Akeem Ellis

Personal information
- Born: August 4, 1990 (age 35)
- Nationality: American
- Listed height: 6 ft 6 in (1.98 m)
- Listed weight: 214 lb (97 kg)

Career information
- High school: John Jay (Lewisboro, New York)
- College: Herkimer County CC (2008–2010); Coppin State (2010–2012);
- NBA draft: 2012: undrafted
- Playing career: 2013–2023
- Position: Power forward

Career history
- 2013–2014: Rio Grande Valley Vipers
- 2014–2015: Brampton A's
- 2015–2016: Cheshire Phoenix
- 2016: Union Tarbes Lourdes
- 2016–2017: Island Storm
- 2018–2019: KW Titans
- 2019: Edmonton Stingers
- 2019: CEB Puerto Montt
- 2020: KW Titans
- 2021: Cafeteros de Armenia
- 2021: Urunday Universitario
- 2022: Pacific Caesar
- 2022: Windsor Express
- 2022: Cimarrones del Chocó
- 2023: Cangrejeros de Monagas
- 2023: RANS Simba Bogor

= Akeem Ellis =

American professional basketball player

Akeem Garfield Ellis (born August 4, 1990) is an American former professional basketball player.

== Collegiate career ==
Following his graduation from John Jay High School in Cross River, New York, Ellis competed for Herkimer County Community College at the collegiate level.
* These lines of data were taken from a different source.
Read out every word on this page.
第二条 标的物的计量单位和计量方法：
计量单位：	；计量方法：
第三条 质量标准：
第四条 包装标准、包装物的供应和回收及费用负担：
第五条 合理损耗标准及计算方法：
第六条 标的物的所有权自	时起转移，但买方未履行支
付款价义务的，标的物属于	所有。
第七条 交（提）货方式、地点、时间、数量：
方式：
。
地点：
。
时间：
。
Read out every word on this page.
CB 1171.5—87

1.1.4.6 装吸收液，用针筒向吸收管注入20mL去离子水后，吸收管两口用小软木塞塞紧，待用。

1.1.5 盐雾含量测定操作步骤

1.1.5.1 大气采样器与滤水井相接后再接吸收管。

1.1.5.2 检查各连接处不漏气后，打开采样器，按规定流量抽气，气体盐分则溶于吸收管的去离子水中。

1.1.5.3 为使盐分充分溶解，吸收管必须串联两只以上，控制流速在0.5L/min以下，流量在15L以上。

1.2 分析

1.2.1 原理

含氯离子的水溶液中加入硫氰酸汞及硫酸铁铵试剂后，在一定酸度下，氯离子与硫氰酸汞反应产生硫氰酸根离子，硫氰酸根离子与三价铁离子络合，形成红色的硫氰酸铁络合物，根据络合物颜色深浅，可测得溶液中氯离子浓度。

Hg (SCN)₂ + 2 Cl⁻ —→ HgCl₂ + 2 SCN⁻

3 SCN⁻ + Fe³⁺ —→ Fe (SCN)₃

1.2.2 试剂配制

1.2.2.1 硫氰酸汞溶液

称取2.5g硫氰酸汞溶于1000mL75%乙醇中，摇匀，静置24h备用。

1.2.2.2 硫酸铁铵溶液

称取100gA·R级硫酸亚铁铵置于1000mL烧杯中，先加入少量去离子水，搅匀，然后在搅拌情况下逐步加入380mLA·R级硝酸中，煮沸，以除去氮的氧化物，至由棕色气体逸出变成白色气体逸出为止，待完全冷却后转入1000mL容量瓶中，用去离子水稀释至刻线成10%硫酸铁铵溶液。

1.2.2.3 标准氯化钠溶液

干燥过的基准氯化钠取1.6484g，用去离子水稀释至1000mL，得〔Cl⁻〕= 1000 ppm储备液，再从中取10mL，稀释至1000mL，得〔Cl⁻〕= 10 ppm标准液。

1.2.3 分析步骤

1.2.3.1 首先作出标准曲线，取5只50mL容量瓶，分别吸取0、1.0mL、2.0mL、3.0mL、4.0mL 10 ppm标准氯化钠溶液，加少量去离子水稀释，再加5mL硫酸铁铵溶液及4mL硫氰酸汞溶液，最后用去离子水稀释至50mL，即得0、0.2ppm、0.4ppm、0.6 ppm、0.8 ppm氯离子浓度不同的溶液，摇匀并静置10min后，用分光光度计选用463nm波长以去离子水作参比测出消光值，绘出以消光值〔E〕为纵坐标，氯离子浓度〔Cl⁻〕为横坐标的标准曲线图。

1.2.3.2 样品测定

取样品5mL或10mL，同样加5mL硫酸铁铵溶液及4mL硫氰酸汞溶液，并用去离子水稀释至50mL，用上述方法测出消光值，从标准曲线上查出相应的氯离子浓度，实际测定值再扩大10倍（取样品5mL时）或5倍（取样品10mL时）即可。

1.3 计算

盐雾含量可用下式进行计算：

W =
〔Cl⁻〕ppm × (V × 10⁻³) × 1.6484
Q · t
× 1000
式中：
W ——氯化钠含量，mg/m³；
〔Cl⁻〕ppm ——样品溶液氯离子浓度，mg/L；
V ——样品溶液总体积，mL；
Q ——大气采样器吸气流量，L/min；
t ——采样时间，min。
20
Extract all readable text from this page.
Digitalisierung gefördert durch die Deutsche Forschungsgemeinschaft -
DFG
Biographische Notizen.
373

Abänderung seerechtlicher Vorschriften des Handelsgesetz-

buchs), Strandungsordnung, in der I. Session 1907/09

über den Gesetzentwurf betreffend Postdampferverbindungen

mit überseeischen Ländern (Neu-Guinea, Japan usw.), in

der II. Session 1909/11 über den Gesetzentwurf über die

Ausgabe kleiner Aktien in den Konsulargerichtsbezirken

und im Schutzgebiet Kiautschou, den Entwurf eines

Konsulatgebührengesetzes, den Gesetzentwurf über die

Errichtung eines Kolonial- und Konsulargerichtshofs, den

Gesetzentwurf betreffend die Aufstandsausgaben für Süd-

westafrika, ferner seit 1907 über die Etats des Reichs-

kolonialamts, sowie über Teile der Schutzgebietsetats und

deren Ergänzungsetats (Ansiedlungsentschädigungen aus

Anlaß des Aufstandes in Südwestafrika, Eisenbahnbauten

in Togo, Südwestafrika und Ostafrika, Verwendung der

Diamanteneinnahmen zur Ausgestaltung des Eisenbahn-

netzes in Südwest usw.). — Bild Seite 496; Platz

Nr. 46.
In both his freshman and sophomore seasons, he was named Mountain Valley Conference Player of the Year. Ellis averaged 16 points, 11 rebounds and 5 assists per game in the second year and was considered one of the top NCAA Division III players in the country. He was also named Region III Male Athlete of the Year. In 2010, he transferred to Coppin State of the NCAA Division I and played college basketball with the Eagles until 2012. He scored a career-high 29 points off the bench vs the Charlotte 49ers on December 19, 2011. Ellis entered the game averaging only 9.2 points per game.

== Professional career ==
On November 1, 2013, the Rio Grande Valley Vipers selected Ellis with the 16th pick in the 6th round of the 2013 NBA Development League Draft. He made his professional debut on December 2, 2013, when he recorded 3 points and 1 rebound in 4.5 minutes off the bench against the Texas Legends. Ellis posted a season-best 27 points and 7 three-pointers in a loss to the Tulsa 66ers. As the season progressed, Ellis became known as one of the team's best offensive threats. In an interview, he said, "Coach (Nevada Smith) knows I have a good jump shot and that I can get it going. I just have to be a spark for my team." By the end of the season, he was averaging 6.1 points, 2.7 rebounds and 1 assist while seeing less than 20 minutes of playing time per game.

On December 18, 2014, Ellis signed with the Brampton A's of the National Basketball League of Canada (NBL). He reunited with Paul Mokeski, who was an associate coach with Ellis' D-League team and held the same position with the A's. He scored a season-high 27 points in a playoff matchup with champions Windsor Express, on April 1, 2015. Ellis led Brampton in points by the end of the 2014–15 NBL Canada season and was one of their top rebounders.

On August 28, 2015, Ellis signed a one-year contract with the Cheshire Phoenix of the British Basketball League (BBL). Head coach John Lavery said, "We are really happy Akeem has committed to the Phoenix for this season. He is a player that will excite our fans and give them something to shout about and a player that can play a variety of positions. He is a perfect fit for our program." Ellis would join the team for training. He was one of many players that Cheshire approached over the summer, including Sean McGonagill.

In the 2018–19 season, Ellis played for the KW Titans on NBL Canada and averaged 17.6 points, 7.4 rebounds, and 2.6 assists per game. He was named to the All-NBLC Third Team.